🤖 AI Summary
This work addresses the lack of a unified evaluation framework for assessing perceptual, reasoning, and generative capabilities of vision-language models in affective image analysis, particularly regarding emotional intensity calibration and descriptive depth. To bridge this gap, we introduce AICA-Bench—the first comprehensive benchmark dedicated to affective image content analysis—encompassing three core tasks: affective understanding, reasoning, and guided generation, with systematic evaluations of 23 state-of-the-art vision-language models.

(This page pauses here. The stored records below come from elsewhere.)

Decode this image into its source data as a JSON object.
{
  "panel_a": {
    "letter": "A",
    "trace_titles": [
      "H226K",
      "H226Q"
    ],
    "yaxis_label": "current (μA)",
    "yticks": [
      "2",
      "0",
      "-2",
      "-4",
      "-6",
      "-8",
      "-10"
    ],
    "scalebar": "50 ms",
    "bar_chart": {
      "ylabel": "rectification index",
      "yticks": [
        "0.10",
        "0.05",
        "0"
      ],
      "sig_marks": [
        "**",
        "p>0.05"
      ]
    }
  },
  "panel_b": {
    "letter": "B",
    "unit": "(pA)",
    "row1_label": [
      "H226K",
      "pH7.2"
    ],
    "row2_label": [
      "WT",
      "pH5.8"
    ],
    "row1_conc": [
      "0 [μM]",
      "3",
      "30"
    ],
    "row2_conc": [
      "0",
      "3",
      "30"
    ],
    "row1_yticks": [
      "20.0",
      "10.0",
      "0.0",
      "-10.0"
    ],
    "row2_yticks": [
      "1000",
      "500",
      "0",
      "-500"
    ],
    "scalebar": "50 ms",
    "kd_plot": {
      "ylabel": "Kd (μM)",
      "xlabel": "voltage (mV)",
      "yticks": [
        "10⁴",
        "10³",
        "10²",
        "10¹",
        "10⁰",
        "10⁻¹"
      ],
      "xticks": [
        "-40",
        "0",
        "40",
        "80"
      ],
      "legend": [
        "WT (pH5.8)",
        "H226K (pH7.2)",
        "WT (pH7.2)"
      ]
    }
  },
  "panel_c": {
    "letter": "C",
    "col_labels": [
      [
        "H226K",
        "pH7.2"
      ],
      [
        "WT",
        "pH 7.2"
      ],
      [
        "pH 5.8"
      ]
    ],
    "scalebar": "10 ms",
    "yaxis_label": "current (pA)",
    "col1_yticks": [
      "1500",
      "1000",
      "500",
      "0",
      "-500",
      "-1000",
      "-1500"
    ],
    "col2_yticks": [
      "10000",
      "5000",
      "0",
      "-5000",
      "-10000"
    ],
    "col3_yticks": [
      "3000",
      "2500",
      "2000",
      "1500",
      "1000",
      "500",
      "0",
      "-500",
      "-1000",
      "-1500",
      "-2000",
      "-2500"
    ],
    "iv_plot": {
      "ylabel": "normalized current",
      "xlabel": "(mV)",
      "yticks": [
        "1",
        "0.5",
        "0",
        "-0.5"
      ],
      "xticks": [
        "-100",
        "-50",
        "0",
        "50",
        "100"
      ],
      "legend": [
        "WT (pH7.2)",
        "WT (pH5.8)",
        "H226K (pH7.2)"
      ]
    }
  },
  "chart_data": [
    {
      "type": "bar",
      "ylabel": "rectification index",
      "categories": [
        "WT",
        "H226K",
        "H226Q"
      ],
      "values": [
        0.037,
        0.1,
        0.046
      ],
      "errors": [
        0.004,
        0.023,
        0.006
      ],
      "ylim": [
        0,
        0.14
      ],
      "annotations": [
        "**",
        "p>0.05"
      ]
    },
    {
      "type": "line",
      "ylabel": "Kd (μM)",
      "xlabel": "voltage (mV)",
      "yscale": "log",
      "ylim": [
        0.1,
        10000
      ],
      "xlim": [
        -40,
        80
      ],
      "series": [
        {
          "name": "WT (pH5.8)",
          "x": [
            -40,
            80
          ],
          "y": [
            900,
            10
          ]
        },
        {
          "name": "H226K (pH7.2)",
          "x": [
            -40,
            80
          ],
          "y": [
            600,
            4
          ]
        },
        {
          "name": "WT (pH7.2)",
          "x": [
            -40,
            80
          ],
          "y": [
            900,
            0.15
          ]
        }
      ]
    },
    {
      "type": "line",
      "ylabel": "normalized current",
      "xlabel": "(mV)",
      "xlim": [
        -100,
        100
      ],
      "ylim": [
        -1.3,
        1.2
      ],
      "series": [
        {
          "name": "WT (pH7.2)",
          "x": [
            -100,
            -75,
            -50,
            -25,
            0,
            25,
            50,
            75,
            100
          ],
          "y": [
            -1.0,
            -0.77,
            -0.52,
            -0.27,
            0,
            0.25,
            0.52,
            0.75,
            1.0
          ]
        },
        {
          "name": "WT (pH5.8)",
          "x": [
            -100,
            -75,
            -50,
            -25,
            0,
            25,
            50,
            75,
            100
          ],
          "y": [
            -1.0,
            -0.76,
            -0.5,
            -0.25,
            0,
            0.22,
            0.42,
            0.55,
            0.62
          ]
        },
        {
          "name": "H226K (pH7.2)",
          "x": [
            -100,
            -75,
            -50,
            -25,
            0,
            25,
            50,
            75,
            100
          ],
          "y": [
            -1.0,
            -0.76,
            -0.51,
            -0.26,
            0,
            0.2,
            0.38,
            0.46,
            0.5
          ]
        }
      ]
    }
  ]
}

Furthermore, we propose Grounded Affective Tree (GAT), a training-free prompting framework that integrates visual grounding with hierarchical reasoning to significantly reduce emotional intensity prediction errors and enhance the semantic depth of generated captions. Extensive experiments validate GAT’s effectiveness across multiple models, establishing a strong baseline and a novel paradigm for affective multimodal research.
📝 Abstract
Vision-Language Models (VLMs) have demonstrated strong capabilities in perception, yet holistic Affective Image Content Analysis (AICA), which integrates perception, reasoning, and generation into a unified framework, remains underexplored. To address this gap, we introduce AICA-Bench, a comprehensive benchmark with three core tasks: Emotion Understanding (EU), Emotion Reasoning (ER), and Emotion-Guided Content Generation (EGCG). We evaluate 23 VLMs and identify two major limitations: weak intensity calibration and shallow open-ended descriptions. To address these issues, we propose Grounded Affective Tree (GAT) Prompting, a training-free framework that combines visual scaffolding with hierarchical reasoning. Experiments show that GAT reduces intensity errors and improves descriptive depth, providing a strong baseline for future research on affective multimodal understanding and generation.